Спорить с архиепископом себе дороже, поэтому я приказал привести на допрос Борецких и выставить усиленные караулы вокруг кузницы, где я намеревался проводить дознание.
Особо зверствовать я не собирался, поэтому и выбрал для допроса кузницу. Сейчас главное было психологически задавить допрашиваемых, а раскаленное в горне железо и кузнечные инструменты выглядели весьма впечатляюще. Чтобы просто получить от человека необходимые сведения, достаточно пары щепок и обычного куска веревки, но после такого допроса клиент гарантированно становился инвалидом, которого лучше прирезать, чем оставлять в живых.

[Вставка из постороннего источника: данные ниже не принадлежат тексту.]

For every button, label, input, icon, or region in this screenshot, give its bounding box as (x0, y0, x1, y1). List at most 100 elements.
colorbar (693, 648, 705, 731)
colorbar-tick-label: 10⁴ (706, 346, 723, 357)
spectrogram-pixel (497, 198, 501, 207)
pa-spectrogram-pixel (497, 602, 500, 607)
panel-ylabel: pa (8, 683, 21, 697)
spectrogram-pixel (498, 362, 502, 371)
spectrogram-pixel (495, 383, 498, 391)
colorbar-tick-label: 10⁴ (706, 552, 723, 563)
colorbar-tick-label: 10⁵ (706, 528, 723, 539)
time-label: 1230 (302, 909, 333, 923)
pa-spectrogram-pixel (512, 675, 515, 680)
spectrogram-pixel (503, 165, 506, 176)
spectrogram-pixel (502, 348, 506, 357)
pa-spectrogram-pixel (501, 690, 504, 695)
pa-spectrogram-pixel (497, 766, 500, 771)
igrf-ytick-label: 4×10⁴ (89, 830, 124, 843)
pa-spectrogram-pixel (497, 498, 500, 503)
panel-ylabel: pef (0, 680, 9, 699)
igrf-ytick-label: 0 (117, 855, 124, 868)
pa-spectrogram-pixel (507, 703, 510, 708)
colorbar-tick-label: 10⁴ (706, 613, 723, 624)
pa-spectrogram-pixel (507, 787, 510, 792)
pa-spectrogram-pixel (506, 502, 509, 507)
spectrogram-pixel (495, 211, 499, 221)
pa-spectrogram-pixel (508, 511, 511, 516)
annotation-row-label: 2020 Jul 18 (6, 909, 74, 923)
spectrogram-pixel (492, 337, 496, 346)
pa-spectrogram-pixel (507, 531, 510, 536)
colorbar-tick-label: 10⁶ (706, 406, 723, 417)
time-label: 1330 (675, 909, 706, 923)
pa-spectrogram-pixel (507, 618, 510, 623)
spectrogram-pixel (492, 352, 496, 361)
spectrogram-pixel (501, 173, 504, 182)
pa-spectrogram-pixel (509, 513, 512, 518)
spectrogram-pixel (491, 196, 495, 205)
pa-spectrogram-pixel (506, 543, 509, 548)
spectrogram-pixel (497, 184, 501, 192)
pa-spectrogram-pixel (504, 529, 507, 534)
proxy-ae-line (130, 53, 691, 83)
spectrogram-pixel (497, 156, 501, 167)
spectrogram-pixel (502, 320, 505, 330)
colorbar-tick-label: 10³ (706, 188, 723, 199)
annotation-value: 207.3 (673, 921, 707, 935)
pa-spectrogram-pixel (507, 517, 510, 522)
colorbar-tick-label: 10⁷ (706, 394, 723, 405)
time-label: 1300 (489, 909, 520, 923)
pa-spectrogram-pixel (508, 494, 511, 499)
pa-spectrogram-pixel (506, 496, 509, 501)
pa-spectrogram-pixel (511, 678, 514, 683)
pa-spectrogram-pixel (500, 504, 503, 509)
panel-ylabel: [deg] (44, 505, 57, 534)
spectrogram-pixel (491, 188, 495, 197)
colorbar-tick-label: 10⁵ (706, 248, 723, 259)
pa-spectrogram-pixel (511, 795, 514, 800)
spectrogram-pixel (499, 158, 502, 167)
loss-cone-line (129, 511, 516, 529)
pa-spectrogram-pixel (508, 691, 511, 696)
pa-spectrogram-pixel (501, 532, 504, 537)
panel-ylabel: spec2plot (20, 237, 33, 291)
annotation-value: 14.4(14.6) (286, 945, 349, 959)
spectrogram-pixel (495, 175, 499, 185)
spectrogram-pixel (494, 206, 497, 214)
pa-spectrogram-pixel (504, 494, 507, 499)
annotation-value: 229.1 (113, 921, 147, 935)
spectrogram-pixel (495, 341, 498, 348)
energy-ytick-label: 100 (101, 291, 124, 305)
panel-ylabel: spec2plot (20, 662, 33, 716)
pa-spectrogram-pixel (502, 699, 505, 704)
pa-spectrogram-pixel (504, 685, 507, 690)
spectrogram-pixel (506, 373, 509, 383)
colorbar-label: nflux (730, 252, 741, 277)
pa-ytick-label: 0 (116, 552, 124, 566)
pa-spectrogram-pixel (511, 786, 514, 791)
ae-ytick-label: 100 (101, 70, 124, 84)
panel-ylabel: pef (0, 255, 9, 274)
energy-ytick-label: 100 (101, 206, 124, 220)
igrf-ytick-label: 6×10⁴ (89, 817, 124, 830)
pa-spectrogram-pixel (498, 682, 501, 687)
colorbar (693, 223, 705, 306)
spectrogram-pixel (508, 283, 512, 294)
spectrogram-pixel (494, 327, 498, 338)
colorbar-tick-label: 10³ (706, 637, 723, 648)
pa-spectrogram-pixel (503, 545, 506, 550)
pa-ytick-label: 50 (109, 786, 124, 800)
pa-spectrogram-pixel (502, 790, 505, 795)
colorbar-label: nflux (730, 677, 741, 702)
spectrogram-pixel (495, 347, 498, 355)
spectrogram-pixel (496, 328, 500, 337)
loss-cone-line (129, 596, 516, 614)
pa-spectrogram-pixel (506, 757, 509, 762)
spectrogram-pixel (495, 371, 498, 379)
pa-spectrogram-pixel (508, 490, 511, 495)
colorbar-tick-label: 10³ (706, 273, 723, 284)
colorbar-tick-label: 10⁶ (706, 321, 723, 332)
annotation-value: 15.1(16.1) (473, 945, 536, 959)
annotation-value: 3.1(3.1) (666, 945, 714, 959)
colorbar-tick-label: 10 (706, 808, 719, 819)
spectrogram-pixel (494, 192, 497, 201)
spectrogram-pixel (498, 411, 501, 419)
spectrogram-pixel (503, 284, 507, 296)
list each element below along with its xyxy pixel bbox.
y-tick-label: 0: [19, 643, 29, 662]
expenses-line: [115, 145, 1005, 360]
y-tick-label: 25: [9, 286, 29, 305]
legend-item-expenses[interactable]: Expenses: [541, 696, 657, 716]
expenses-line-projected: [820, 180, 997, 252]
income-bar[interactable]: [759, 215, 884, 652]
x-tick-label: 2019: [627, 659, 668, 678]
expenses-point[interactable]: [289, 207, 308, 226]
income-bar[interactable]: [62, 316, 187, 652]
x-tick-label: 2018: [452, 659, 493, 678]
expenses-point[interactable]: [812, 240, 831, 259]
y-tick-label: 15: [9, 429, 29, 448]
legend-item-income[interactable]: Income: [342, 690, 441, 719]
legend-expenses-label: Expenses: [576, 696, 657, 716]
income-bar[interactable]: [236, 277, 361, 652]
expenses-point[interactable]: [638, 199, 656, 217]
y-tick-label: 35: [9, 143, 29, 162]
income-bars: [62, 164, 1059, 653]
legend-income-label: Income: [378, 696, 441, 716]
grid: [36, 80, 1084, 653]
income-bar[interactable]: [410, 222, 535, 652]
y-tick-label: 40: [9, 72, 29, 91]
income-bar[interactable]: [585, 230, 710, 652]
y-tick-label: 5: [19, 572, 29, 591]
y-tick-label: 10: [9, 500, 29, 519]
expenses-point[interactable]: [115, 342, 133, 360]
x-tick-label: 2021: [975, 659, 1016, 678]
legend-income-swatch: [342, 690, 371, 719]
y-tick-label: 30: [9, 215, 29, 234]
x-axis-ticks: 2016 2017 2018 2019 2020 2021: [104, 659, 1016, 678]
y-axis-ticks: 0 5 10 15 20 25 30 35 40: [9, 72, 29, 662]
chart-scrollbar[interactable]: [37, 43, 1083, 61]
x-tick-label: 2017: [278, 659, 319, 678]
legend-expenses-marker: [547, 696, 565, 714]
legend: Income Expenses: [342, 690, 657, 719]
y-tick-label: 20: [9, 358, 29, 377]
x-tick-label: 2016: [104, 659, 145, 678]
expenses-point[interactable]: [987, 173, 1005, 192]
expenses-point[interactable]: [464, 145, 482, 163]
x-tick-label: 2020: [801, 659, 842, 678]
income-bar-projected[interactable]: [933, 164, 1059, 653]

Тактика допроса была простой как три копейки и была рассчитана на испуг. Первым в кузницу стрельцы притащили Андрея Борецкого, которого я приказал раздеть догола и высечь кнутом, но без фанатизма. Пока Андрея секли мои люди, остальная семейка сидела связанная в кладовке за стеной и слушала дикие вопли истязаемого родственника под моим наблюдением.
Андрей на поверку оказался слабаком, хотя во время ареста гнул пальцы похлеще вора в законе из моего времени, но после первых ударов кнутом завизжал, словно свинья под ножом. Я даже сам испугался, что Павел Сирота перестарается и выскочил из кладовки в кузницу. Однако визг старшего Борецкого явно не соответствовал нанесенному ущербу, поэтому я приказал Сироте продолжать в том же духе и вернулся в кладовку.
Неизвестность порой намного страшнее событий, которых человек боится, поэтому вопли Андрея нагнали ужаса на арестованных. Марфа Борецкая сломалась минут через десять и, извиваясь как змея, подползла к моим ногам. Я вынул у нее изо рта кляп и холодно спросил:
– Что уважаемая боярыня вы желаете мне сообщить?
– Не убивай моего сына боярин, не знает он ничего толком! Я все расскажу, всех отдам на расправу, только не трогай детей! – заявила злобно зыркая глазами Марфа.